Through their friend Alain du Niveau Augie learns a few of Stella's secrets -- "I said that Stella lied more than average, unfortunately. She told me a number of things that weren't so; she forgot to tell me others that were so." One of them is about Cumberland, whose mistress she had been before she took up with Oliver. Augie had suspected something of his presence when he first knew Stella in New York, living in a style and an apartment that were somewhat beyond her means, and receiving mysterious bills and business correspondence. After du Niveau lets his name slip, he confronts Stella about Cumberland, and she confesses, though she reminds Augie of his own brushes with the law. He is set back: "Was I going to be wrong again?" But after he talks to Mintouchian, the matter is relegated to the bygone.

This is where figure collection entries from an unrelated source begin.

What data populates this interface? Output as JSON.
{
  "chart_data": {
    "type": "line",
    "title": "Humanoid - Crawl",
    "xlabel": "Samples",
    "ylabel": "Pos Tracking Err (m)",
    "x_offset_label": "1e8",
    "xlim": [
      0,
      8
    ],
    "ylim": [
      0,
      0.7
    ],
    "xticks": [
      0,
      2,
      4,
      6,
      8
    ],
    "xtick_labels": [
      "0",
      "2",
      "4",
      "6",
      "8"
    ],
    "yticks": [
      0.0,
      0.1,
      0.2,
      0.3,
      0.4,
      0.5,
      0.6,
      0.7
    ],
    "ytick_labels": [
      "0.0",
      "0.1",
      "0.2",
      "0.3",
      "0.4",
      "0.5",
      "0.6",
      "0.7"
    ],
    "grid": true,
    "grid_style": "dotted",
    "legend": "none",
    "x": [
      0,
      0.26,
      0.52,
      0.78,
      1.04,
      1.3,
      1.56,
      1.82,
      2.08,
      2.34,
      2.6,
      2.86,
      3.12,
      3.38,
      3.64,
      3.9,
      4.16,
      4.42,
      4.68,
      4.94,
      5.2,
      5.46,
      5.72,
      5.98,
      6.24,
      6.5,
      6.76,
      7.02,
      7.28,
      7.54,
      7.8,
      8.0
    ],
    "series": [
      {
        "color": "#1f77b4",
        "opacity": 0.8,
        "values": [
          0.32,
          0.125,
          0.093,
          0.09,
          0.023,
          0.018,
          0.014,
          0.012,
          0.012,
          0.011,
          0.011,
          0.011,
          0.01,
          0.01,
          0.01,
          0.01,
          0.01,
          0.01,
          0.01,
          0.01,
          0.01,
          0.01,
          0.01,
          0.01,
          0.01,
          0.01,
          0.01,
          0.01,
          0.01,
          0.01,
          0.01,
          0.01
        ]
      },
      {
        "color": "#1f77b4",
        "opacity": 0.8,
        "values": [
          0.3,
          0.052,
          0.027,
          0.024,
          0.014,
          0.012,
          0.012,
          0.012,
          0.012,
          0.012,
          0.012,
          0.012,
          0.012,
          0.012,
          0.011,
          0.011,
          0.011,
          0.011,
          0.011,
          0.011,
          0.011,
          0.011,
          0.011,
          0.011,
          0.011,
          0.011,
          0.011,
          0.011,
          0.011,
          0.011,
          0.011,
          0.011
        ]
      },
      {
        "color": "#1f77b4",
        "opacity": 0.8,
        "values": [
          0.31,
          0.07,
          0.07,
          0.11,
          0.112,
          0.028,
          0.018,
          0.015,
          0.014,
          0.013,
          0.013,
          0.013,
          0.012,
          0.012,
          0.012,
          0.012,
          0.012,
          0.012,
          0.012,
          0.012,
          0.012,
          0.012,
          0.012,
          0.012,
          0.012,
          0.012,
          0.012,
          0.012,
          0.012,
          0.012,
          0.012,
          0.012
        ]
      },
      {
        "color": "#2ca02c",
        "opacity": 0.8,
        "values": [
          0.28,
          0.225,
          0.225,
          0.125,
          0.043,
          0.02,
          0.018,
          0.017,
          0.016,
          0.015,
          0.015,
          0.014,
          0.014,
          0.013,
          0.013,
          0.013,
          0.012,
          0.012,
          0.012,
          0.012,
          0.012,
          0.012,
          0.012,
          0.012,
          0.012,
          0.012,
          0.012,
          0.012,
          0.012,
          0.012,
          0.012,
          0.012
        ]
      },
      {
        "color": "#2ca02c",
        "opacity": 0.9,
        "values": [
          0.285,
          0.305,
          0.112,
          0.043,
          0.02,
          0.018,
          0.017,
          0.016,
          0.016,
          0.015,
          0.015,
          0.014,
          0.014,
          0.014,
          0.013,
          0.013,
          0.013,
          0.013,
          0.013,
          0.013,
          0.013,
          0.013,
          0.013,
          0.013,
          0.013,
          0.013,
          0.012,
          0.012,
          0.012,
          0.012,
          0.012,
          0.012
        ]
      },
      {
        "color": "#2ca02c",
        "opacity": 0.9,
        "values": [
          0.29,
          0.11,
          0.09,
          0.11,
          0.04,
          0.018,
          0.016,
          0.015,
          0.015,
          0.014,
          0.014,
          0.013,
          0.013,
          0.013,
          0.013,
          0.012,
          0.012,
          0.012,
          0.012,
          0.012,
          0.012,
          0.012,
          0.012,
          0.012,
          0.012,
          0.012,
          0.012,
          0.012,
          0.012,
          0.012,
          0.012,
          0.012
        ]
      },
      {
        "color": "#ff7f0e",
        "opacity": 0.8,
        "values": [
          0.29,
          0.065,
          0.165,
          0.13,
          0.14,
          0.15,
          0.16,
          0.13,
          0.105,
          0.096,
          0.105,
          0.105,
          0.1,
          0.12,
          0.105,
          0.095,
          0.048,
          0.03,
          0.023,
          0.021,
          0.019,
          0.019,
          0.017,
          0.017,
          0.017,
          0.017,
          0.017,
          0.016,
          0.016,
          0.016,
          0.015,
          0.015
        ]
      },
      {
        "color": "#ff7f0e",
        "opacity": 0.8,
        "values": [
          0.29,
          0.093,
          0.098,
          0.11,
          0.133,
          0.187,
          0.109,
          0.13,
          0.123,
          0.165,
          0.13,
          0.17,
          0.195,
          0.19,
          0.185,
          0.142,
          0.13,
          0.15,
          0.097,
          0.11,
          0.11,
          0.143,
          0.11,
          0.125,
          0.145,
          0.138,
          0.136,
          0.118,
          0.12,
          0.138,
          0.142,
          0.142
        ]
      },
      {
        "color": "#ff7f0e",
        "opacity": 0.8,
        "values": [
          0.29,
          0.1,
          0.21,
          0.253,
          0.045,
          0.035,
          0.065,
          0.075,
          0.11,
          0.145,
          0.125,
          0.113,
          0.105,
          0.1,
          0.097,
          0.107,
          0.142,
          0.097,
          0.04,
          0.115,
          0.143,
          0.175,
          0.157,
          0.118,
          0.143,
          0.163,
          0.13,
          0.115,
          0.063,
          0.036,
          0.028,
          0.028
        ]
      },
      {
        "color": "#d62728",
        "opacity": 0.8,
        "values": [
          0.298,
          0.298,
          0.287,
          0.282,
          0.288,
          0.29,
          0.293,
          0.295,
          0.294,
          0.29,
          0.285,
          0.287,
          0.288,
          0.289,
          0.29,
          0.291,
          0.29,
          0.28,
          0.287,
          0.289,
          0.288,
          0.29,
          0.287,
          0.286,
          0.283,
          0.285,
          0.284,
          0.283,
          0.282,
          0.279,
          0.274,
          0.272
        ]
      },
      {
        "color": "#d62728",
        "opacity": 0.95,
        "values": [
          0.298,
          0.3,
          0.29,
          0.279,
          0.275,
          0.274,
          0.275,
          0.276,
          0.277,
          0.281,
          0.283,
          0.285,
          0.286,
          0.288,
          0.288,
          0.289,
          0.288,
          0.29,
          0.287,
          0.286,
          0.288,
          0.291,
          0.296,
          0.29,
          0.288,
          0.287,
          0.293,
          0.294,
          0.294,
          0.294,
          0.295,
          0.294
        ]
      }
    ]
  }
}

Simon and Charlotte come to visit in Paris, and Simon is impressed: "My kid brother has turned out to be a man of the world." When he asks Simon about Renée, Simon doesn't want to talk about it, but Charlotte clues Augie in: "Evidently Simon's trouble with Renée had been all over the Chicago papers, and she took it for granted that I had read about it. No, I hadn't heard a thing." Renée had sued Augie claiming he had fathered her child. But there were three other men who could be the father. All along, Renée had been planning to blackmail Simon, collecting matchbooks from the restaurants he took her to and writing the date inside the cover. In the end, she married someone else.

Augie has to drive to Bruges on a business deal, and he takes the maid, Jacqueline, with him so she can visit her family in Normandy. On the way she tells him, "the dream of my life is to go to Mexico!" The idea of it, that one person's dream may be another person's painful memories, causes Augie to laugh. But it also reminds Augie of the persistence of people's dreams and ambitions.
Look at me, going everywhere! Why, I am a sort of Columbus of those near-at-hand and believe you can come to them in this immediate terra incognita that spreads out in every gaze. I may well be a flop in this line of endeavor. Columbus too thought he was a flop, probably, when they sent him back in chains. Which didn't prove there was no America.